How to save yourself from technology suicide
Welcome entrepreneurs. I’m so glad you’re here.
Big week this week in my world — we just released the new website for Inside Out Leadership! If you decide to check it out, I’d love your thoughts. I’m particularly stoked about the logo (below), and will be ordering some swag for giveaways. Let me know if you’re interested.
It’s also 60 degrees in Michigan today, so I’m scheduling this post in the middle of a workday, after which I’m heading out to the golf course. I feel some guilt in saying that (after all shouldn’t I be hustling somehow? I can’t possibly have done enough today, it’s only noon) but I shouldn’t. For those of us who are fortunate enough to have the flexibility, we are past time to normalize having fun between 9-5 M-F. Work is no longer confined to that window, so fun shouldn’t be confined to evenings and weekends. We get one amazing, precious life, and it’s on us, not society, how we carve it up.
Speaking of our one life, let’s talk this week about an amazing little device that can cost us a lot of it.
How to save yourself from technology suicide
There is a decades-old war for your attention.
On one side, hundreds of thousands of highly educated professionals collaborate with the world's smartest algorithms, leveraging cutting edge scientific research, both physiological and psychological, to capture your attention. This side is infallible and indefatigable, knows you better than you know yourself, and gets more effective every day.
On the other side, trees and the sunrise, your mom and your kids, and the feel of a breeze on your skin or a snowflake on your tongue. The smell of juniper, rosemary, or vanilla. The taste of raspberries. On this side is life, unoptimized, unstreamlined, real. The rest of your life, the part not spent behind a screen.
There's a war for your attention, and it's not a fair fight.
“My experience is what I agree to attend to.” -- William James, The Principles of Psychology, Vol.1 (1890)
In other words, where you choose to put your attention determines your life.
Our phones are arguably the most amazing invention in the history of society, and we would be in much worse shape without them. But the wondrous invention comes with a steep cost, measured not in dollars but in the degree to which it intermediates us from our lives.
A quick story: For my thirtieth birthday I went to summer camp. Upon arriving, two people in hazmat suits confiscated our technology, thus liberating us for 72 glorious, redwood-scented hours. Even after having our tech returned to us, on the bus ride to the airport I didn’t check my phone once.
Then I got off the bus and felt sick to my stomach. Drones of people, heads down looking at their phones as they somehow navigated the halls of SFO. It was everyone. I sat at a table to get breakfast and looked around. In five minutes only one person met my eye, and just for a moment before returning to his game or doomscrolling or whatever.
This is not abnormal. Try it out. Leave your phone at home when you go out once, and watch how people use theirs. It's gross. But it's also the inevitable result of standing in the middle of a warzone without a plan.

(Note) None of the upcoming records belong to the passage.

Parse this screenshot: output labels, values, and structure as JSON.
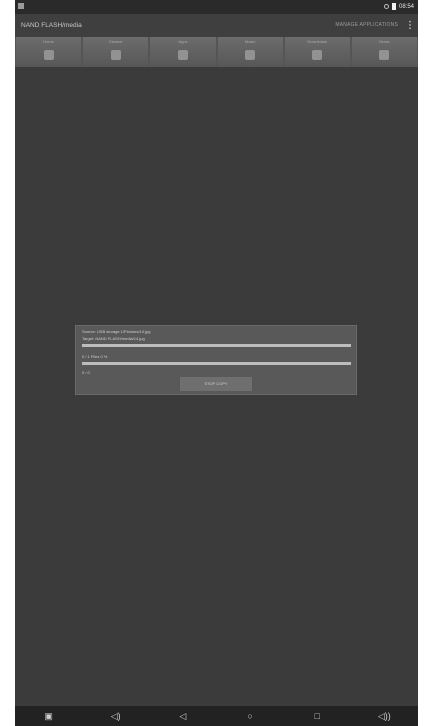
{
  "actionbar": {
    "title": "NAND FLASH/media",
    "manage_label": "MANAGE APPLICATIONS"
  },
  "statusbar": {
    "time": "08:54"
  },
  "toolbar": {
    "items": [
      {
        "label": "Home",
        "icon": "home-icon"
      },
      {
        "label": "Cleaner",
        "icon": "cleaner-icon"
      },
      {
        "label": "Apps",
        "icon": "apps-icon"
      },
      {
        "label": "Music",
        "icon": "music-icon"
      },
      {
        "label": "Downloads",
        "icon": "downloads-icon"
      },
      {
        "label": "Music",
        "icon": "file-icon"
      }
    ]
  },
  "dialog": {
    "source": "Source:   USB storage 1/Pictures/14.jpg",
    "target": "Target:   NAND FLASH/media/14.jpg",
    "progress_text": "0 / 1 Files 0 %",
    "size_text": "0 / 0",
    "stop_label": "STOP COPY"
  },
  "nav": {
    "icons": [
      "screenshot-icon",
      "volume-down-icon",
      "back-icon",
      "home-icon",
      "recents-icon",
      "volume-up-icon"
    ]
  }
}
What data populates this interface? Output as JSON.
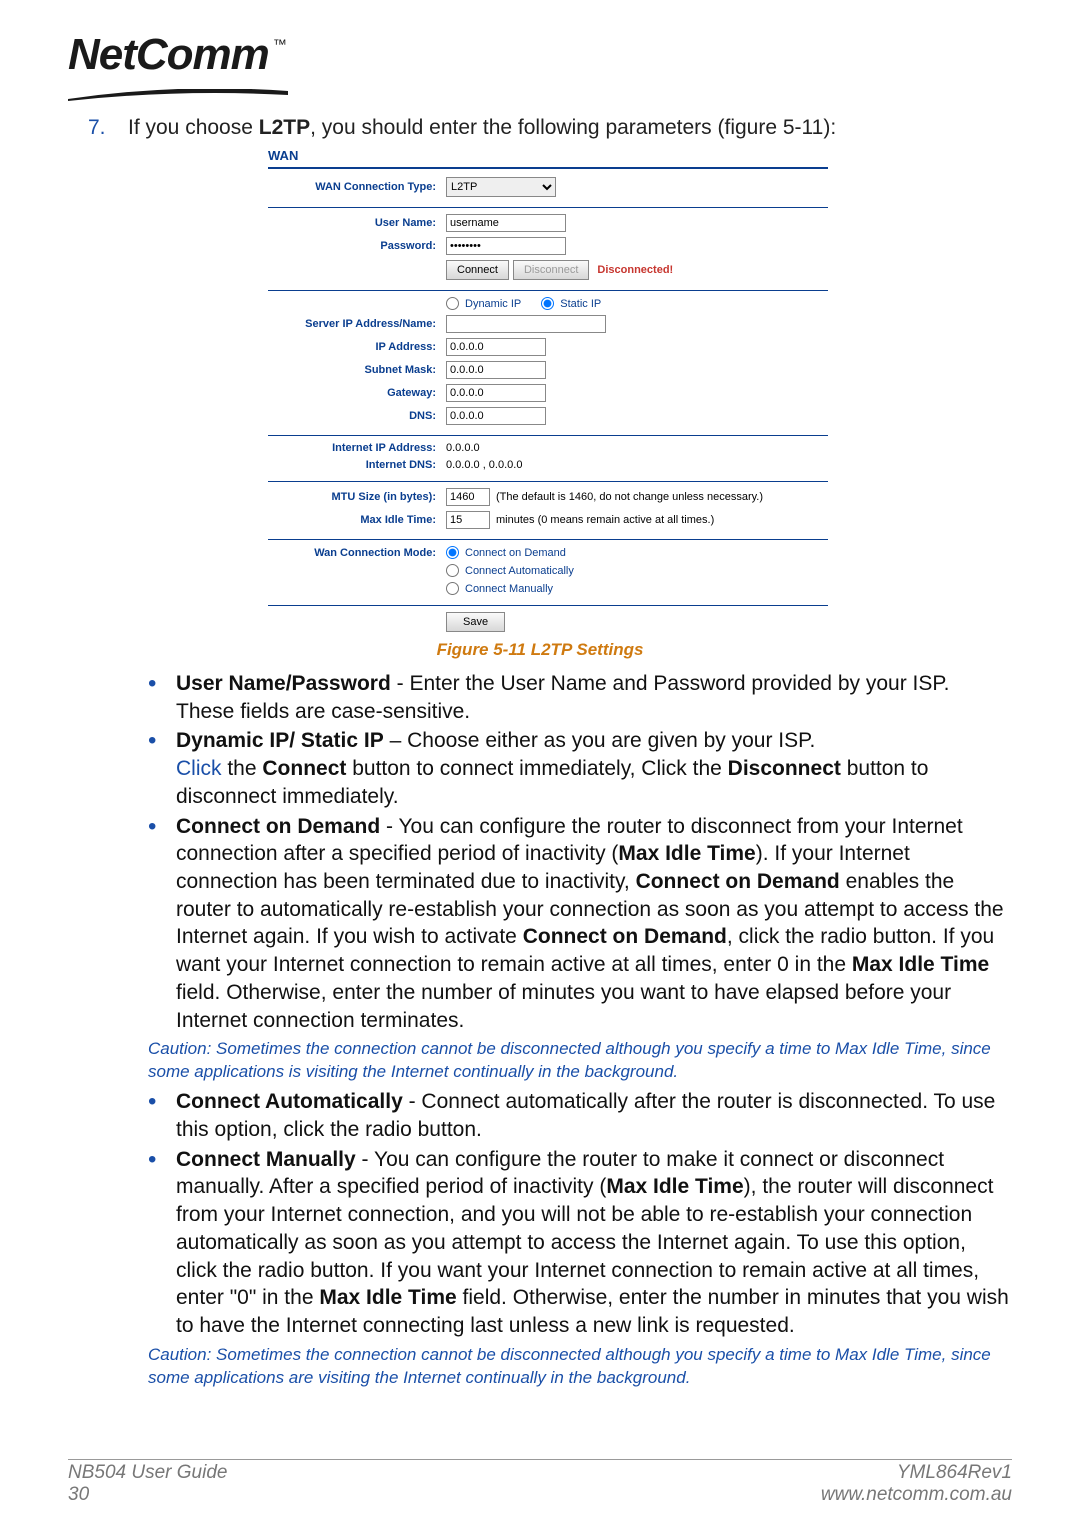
{
  "logo": {
    "brand": "NetComm",
    "tm": "™"
  },
  "numbered": {
    "num": "7.",
    "pre": "If you choose ",
    "bold": "L2TP",
    "post": ", you should enter the following parameters (figure 5-11):"
  },
  "wan": {
    "title": "WAN",
    "labels": {
      "conn_type": "WAN Connection Type:",
      "user": "User Name:",
      "pass": "Password:",
      "server": "Server IP Address/Name:",
      "ip": "IP Address:",
      "subnet": "Subnet Mask:",
      "gateway": "Gateway:",
      "dns": "DNS:",
      "inet_ip": "Internet IP Address:",
      "inet_dns": "Internet DNS:",
      "mtu": "MTU Size (in bytes):",
      "max_idle": "Max Idle Time:",
      "mode": "Wan Connection Mode:"
    },
    "values": {
      "conn_type": "L2TP",
      "user": "username",
      "pass": "••••••••",
      "server": "",
      "ip": "0.0.0.0",
      "subnet": "0.0.0.0",
      "gateway": "0.0.0.0",
      "dns": "0.0.0.0",
      "inet_ip": "0.0.0.0",
      "inet_dns": "0.0.0.0 , 0.0.0.0",
      "mtu": "1460",
      "max_idle": "15"
    },
    "hints": {
      "mtu": "(The default is 1460, do not change unless necessary.)",
      "max_idle": "minutes (0 means remain active at all times.)"
    },
    "buttons": {
      "connect": "Connect",
      "disconnect": "Disconnect",
      "save": "Save"
    },
    "status": "Disconnected!",
    "ip_mode": {
      "dynamic": "Dynamic IP",
      "static": "Static IP"
    },
    "modes": {
      "demand": "Connect on Demand",
      "auto": "Connect Automatically",
      "manual": "Connect Manually"
    }
  },
  "figure_caption": "Figure 5-11 L2TP Settings",
  "bullets": {
    "b1_bold": "User Name/Password",
    "b1_text": " - Enter the User Name and Password provided by your ISP. These fields are case-sensitive.",
    "b2_bold": "Dynamic IP/ Static IP",
    "b2_line1": " – Choose either as you are given by your ISP.",
    "b2_click": "Click",
    "b2_mid1": " the ",
    "b2_connect": "Connect",
    "b2_mid2": " button to connect immediately, Click the ",
    "b2_disconnect": "Disconnect",
    "b2_end": " button to disconnect immediately.",
    "b3_bold": "Connect on Demand",
    "b3_p1": " - You can configure the router to disconnect from your Internet connection after a specified period of inactivity (",
    "b3_mit": "Max Idle Time",
    "b3_p2": "). If your Internet connection has been terminated due to inactivity, ",
    "b3_cod": "Connect on Demand",
    "b3_p3": " enables the router to automatically re-establish your connection as soon as you attempt to access the Internet again. If you wish to activate ",
    "b3_cod2": "Connect on Demand",
    "b3_p4": ", click the radio button. If you want your Internet connection to remain active at all times, enter 0 in the ",
    "b3_mit2": "Max Idle Time",
    "b3_p5": " field. Otherwise, enter the number of minutes you want to have elapsed before your Internet connection terminates.",
    "b4_bold": "Connect Automatically",
    "b4_text": " - Connect automatically after the router is disconnected. To use this option, click the radio button.",
    "b5_bold": "Connect Manually",
    "b5_p1": " - You can configure the router to make it connect or disconnect manually. After a specified period of inactivity (",
    "b5_mit": "Max Idle Time",
    "b5_p2": "), the router will disconnect from your Internet connection, and you will not be able to re-establish your connection automatically as soon as you attempt to access the Internet again. To use this option, click the radio button. If you want your Internet connection to remain active at all times, enter \"0\" in the ",
    "b5_mit2": "Max Idle Time",
    "b5_p3": " field. Otherwise, enter the number in minutes that you wish to have the Internet connecting last unless a new link is requested."
  },
  "caution1": "Caution: Sometimes the connection cannot be disconnected although you specify a time to Max Idle Time, since some applications is visiting the Internet continually in the background.",
  "caution2": "Caution: Sometimes the connection cannot be disconnected although you specify a time to Max Idle Time, since some applications are visiting the Internet continually in the background.",
  "footer": {
    "left1": "NB504 User Guide",
    "left2": "30",
    "right1": "YML864Rev1",
    "right2": "www.netcomm.com.au"
  }
}
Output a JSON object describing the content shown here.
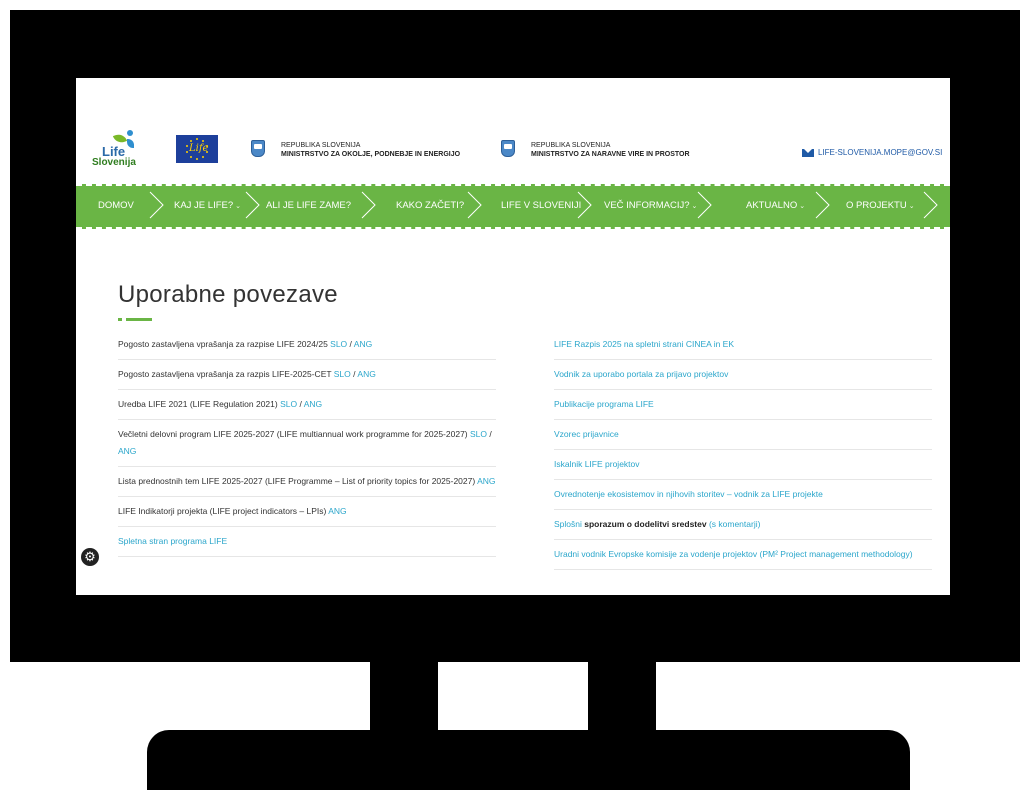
{
  "header": {
    "logo_word": "Life",
    "logo_sub": "Slovenija",
    "eu_life_text": "Life",
    "ministry1": {
      "line1": "REPUBLIKA SLOVENIJA",
      "line2": "MINISTRSTVO ZA OKOLJE,  PODNEBJE IN ENERGIJO"
    },
    "ministry2": {
      "line1": "REPUBLIKA SLOVENIJA",
      "line2": "MINISTRSTVO ZA NARAVNE VIRE IN PROSTOR"
    },
    "email": "LIFE-SLOVENIJA.MOPE@GOV.SI"
  },
  "nav": {
    "items": [
      {
        "label": "DOMOV",
        "caret": ""
      },
      {
        "label": "KAJ JE LIFE?",
        "caret": "⌄"
      },
      {
        "label": "ALI JE LIFE ZAME?",
        "caret": ""
      },
      {
        "label": "KAKO ZAČETI?",
        "caret": ""
      },
      {
        "label": "LIFE V SLOVENIJI",
        "caret": ""
      },
      {
        "label": "VEČ INFORMACIJ?",
        "caret": "⌄"
      },
      {
        "label": "AKTUALNO",
        "caret": "⌄"
      },
      {
        "label": "O PROJEKTU",
        "caret": "⌄"
      }
    ]
  },
  "main": {
    "title": "Uporabne povezave",
    "left_links": [
      {
        "text": "Pogosto zastavljena vprašanja za razpise LIFE 2024/25 ",
        "slo": "SLO",
        "sep": " / ",
        "ang": "ANG"
      },
      {
        "text": "Pogosto zastavljena vprašanja za razpis LIFE-2025-CET ",
        "slo": "SLO",
        "sep": " / ",
        "ang": "ANG"
      },
      {
        "text": "Uredba LIFE 2021 (LIFE Regulation 2021) ",
        "slo": "SLO",
        "sep": " / ",
        "ang": "ANG"
      },
      {
        "text": "Večletni delovni program LIFE 2025-2027 (LIFE multiannual work programme for 2025-2027) ",
        "slo": "SLO",
        "sep": " / ",
        "ang": "ANG"
      },
      {
        "text": "Lista prednostnih tem LIFE 2025-2027 (LIFE Programme – List of priority topics for 2025-2027) ",
        "ang": "ANG"
      },
      {
        "text": "LIFE Indikatorji projekta (LIFE project indicators – LPIs) ",
        "ang": "ANG"
      },
      {
        "link": "Spletna stran programa LIFE"
      }
    ],
    "right_links": [
      {
        "link": "LIFE Razpis 2025 na spletni strani CINEA in EK"
      },
      {
        "link": "Vodnik za uporabo portala za prijavo projektov"
      },
      {
        "link": "Publikacije programa LIFE"
      },
      {
        "link": "Vzorec prijavnice"
      },
      {
        "link": "Iskalnik LIFE projektov"
      },
      {
        "link": "Ovrednotenje ekosistemov in njihovih storitev – vodnik za LIFE projekte"
      },
      {
        "pre": "Splošni ",
        "bold": "sporazum o dodelitvi sredstev",
        "post": " (s komentarji)"
      },
      {
        "link": "Uradni vodnik Evropske komisije za vodenje projektov (PM² Project management methodology)"
      }
    ]
  },
  "widgets": {
    "settings_icon": "gear-icon",
    "settings_glyph": "⚙"
  },
  "colors": {
    "nav_green": "#6ab545",
    "link_blue": "#2ba6cb",
    "monitor": "#000000"
  }
}
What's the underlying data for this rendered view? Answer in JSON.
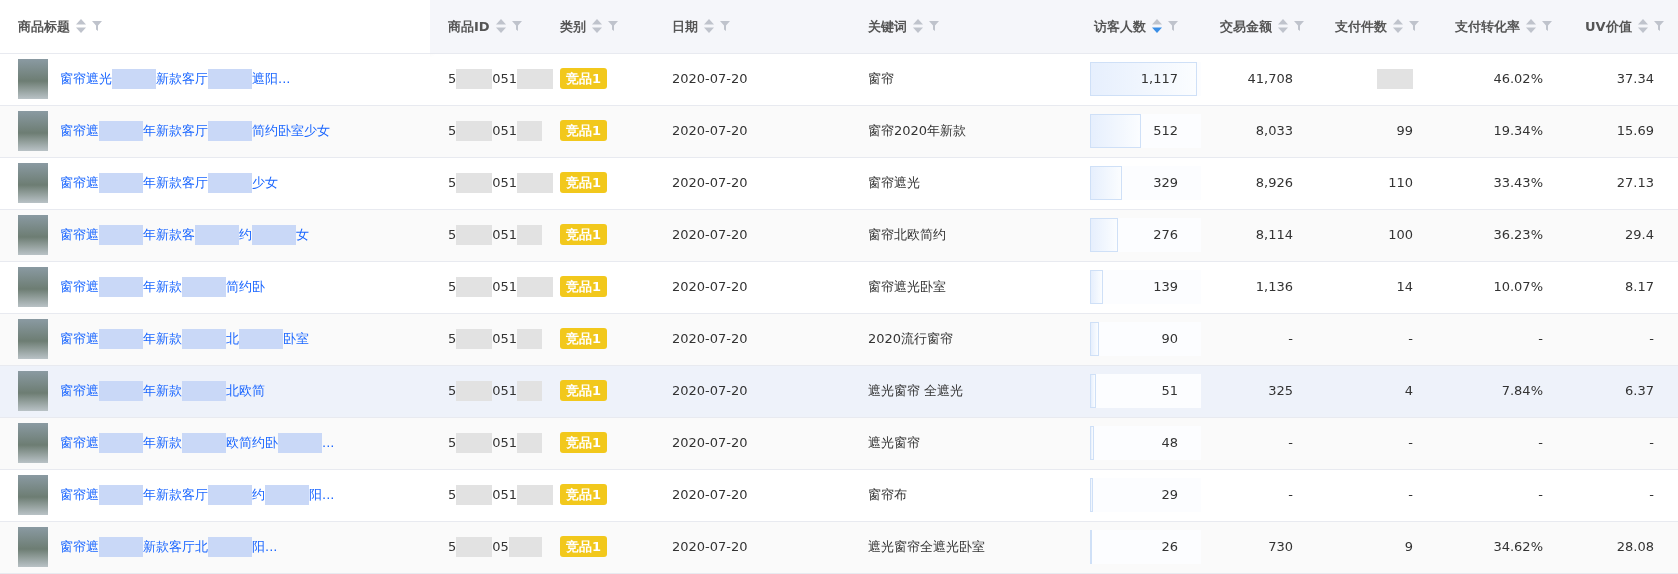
{
  "table": {
    "columns": [
      {
        "label": "商品标题",
        "sorted_descending": false
      },
      {
        "label": "商品ID",
        "sorted_descending": false
      },
      {
        "label": "类别",
        "sorted_descending": false
      },
      {
        "label": "日期",
        "sorted_descending": false
      },
      {
        "label": "关键词",
        "sorted_descending": false
      },
      {
        "label": "访客人数",
        "sorted_descending": true
      },
      {
        "label": "交易金额",
        "sorted_descending": false
      },
      {
        "label": "支付件数",
        "sorted_descending": false
      },
      {
        "label": "支付转化率",
        "sorted_descending": false
      },
      {
        "label": "UV价值",
        "sorted_descending": false
      }
    ],
    "rows": [
      {
        "title_parts": [
          "窗帘遮光",
          "新款客厅",
          "遮阳..."
        ],
        "id_parts": [
          "5",
          "051"
        ],
        "category": "竞品1",
        "date": "2020-07-20",
        "keyword": "窗帘",
        "visitors": "1,117",
        "level": 0.96,
        "amount": "41,708",
        "count": null,
        "rate": "46.02%",
        "uv": "37.34",
        "hovered": false
      },
      {
        "title_parts": [
          "窗帘遮",
          "年新款客厅",
          "简约卧室少女"
        ],
        "id_parts": [
          "5",
          "051"
        ],
        "category": "竞品1",
        "date": "2020-07-20",
        "keyword": "窗帘2020年新款",
        "visitors": "512",
        "level": 0.46,
        "amount": "8,033",
        "count": "99",
        "rate": "19.34%",
        "uv": "15.69",
        "hovered": false
      },
      {
        "title_parts": [
          "窗帘遮",
          "年新款客厅",
          "少女"
        ],
        "id_parts": [
          "5",
          "051"
        ],
        "category": "竞品1",
        "date": "2020-07-20",
        "keyword": "窗帘遮光",
        "visitors": "329",
        "level": 0.29,
        "amount": "8,926",
        "count": "110",
        "rate": "33.43%",
        "uv": "27.13",
        "hovered": false
      },
      {
        "title_parts": [
          "窗帘遮",
          "年新款客",
          "约",
          "女"
        ],
        "id_parts": [
          "5",
          "051"
        ],
        "category": "竞品1",
        "date": "2020-07-20",
        "keyword": "窗帘北欧简约",
        "visitors": "276",
        "level": 0.25,
        "amount": "8,114",
        "count": "100",
        "rate": "36.23%",
        "uv": "29.4",
        "hovered": false
      },
      {
        "title_parts": [
          "窗帘遮",
          "年新款",
          "简约卧"
        ],
        "id_parts": [
          "5",
          "051"
        ],
        "category": "竞品1",
        "date": "2020-07-20",
        "keyword": "窗帘遮光卧室",
        "visitors": "139",
        "level": 0.12,
        "amount": "1,136",
        "count": "14",
        "rate": "10.07%",
        "uv": "8.17",
        "hovered": false
      },
      {
        "title_parts": [
          "窗帘遮",
          "年新款",
          "北",
          "卧室"
        ],
        "id_parts": [
          "5",
          "051"
        ],
        "category": "竞品1",
        "date": "2020-07-20",
        "keyword": "2020流行窗帘",
        "visitors": "90",
        "level": 0.08,
        "amount": "-",
        "count": "-",
        "rate": "-",
        "uv": "-",
        "hovered": false
      },
      {
        "title_parts": [
          "窗帘遮",
          "年新款",
          "北欧简"
        ],
        "id_parts": [
          "5",
          "051"
        ],
        "category": "竞品1",
        "date": "2020-07-20",
        "keyword": "遮光窗帘 全遮光",
        "visitors": "51",
        "level": 0.05,
        "amount": "325",
        "count": "4",
        "rate": "7.84%",
        "uv": "6.37",
        "hovered": true
      },
      {
        "title_parts": [
          "窗帘遮",
          "年新款",
          "欧简约卧",
          "..."
        ],
        "id_parts": [
          "5",
          "051"
        ],
        "category": "竞品1",
        "date": "2020-07-20",
        "keyword": "遮光窗帘",
        "visitors": "48",
        "level": 0.04,
        "amount": "-",
        "count": "-",
        "rate": "-",
        "uv": "-",
        "hovered": false
      },
      {
        "title_parts": [
          "窗帘遮",
          "年新款客厅",
          "约",
          "阳..."
        ],
        "id_parts": [
          "5",
          "051"
        ],
        "category": "竞品1",
        "date": "2020-07-20",
        "keyword": "窗帘布",
        "visitors": "29",
        "level": 0.03,
        "amount": "-",
        "count": "-",
        "rate": "-",
        "uv": "-",
        "hovered": false
      },
      {
        "title_parts": [
          "窗帘遮",
          "新款客厅北",
          "阳..."
        ],
        "id_parts": [
          "5",
          "05"
        ],
        "category": "竞品1",
        "date": "2020-07-20",
        "keyword": "遮光窗帘全遮光卧室",
        "visitors": "26",
        "level": 0.02,
        "amount": "730",
        "count": "9",
        "rate": "34.62%",
        "uv": "28.08",
        "hovered": false
      }
    ]
  }
}
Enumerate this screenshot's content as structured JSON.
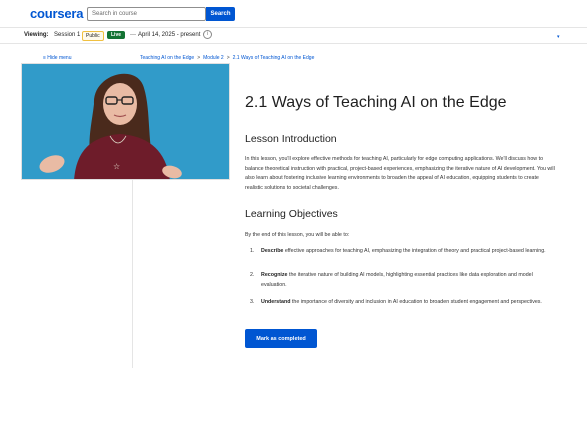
{
  "header": {
    "logo": "coursera",
    "search_placeholder": "Search in course",
    "search_button": "Search"
  },
  "viewbar": {
    "label": "Viewing:",
    "session": "Session 1",
    "public_badge": "Public",
    "live_badge": "Live",
    "dash": "—",
    "dates": "April 14, 2025 - present",
    "info_icon": "i"
  },
  "sidebar": {
    "hide_menu": "≡ Hide menu"
  },
  "breadcrumb": {
    "items": [
      "Teaching AI on the Edge",
      "Module 2",
      "2.1 Ways of Teaching AI on the Edge"
    ],
    "separator": ">"
  },
  "main": {
    "title": "2.1 Ways of Teaching AI on the Edge",
    "intro_heading": "Lesson Introduction",
    "intro_text": "In this lesson, you'll explore effective methods for teaching AI, particularly for edge computing applications. We'll discuss how to balance theoretical instruction with practical, project-based experiences, emphasizing the iterative nature of AI development. You will also learn about fostering inclusive learning environments to broaden the appeal of AI education, equipping students to create realistic solutions to societal challenges.",
    "objectives_heading": "Learning Objectives",
    "objectives_intro": "By the end of this lesson, you will be able to:",
    "objectives": [
      {
        "num": "1.",
        "bold": "Describe",
        "rest": " effective approaches for teaching AI, emphasizing the integration of theory and practical project-based learning."
      },
      {
        "num": "2.",
        "bold": "Recognize",
        "rest": " the iterative nature of building AI models, highlighting essential practices like data exploration and model evaluation."
      },
      {
        "num": "3.",
        "bold": "Understand",
        "rest": " the importance of diversity and inclusion in AI education to broaden student engagement and perspectives."
      }
    ],
    "complete_button": "Mark as completed"
  },
  "colors": {
    "brand": "#0056d2",
    "live": "#137333",
    "video_bg": "#2d96c4"
  },
  "icons": {
    "info": "info-icon",
    "caret": "chevron-down-icon",
    "menu": "hamburger-icon"
  }
}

Most people use their phones (willfully?) blindly, not realizing that their phone is a hivemind of the most intelligent people in the world with the same agenda as cocaine. The hivemind wants to hook you. You're not swiping right on an inert machine -- you're opening your head to hordes of Stanford grads who've dedicated their lives to controlling your attention.
"But this is overkill," you say. "I shouldn't have to think so hard about using my phone."
I hear you, but your phone is thinking hard about using you. If you want more sunrises in your life, more sensations of grass against your back as you swap stories with a friend, intentionally developing defenses against your phone is, to my mind, the only rational thing to do.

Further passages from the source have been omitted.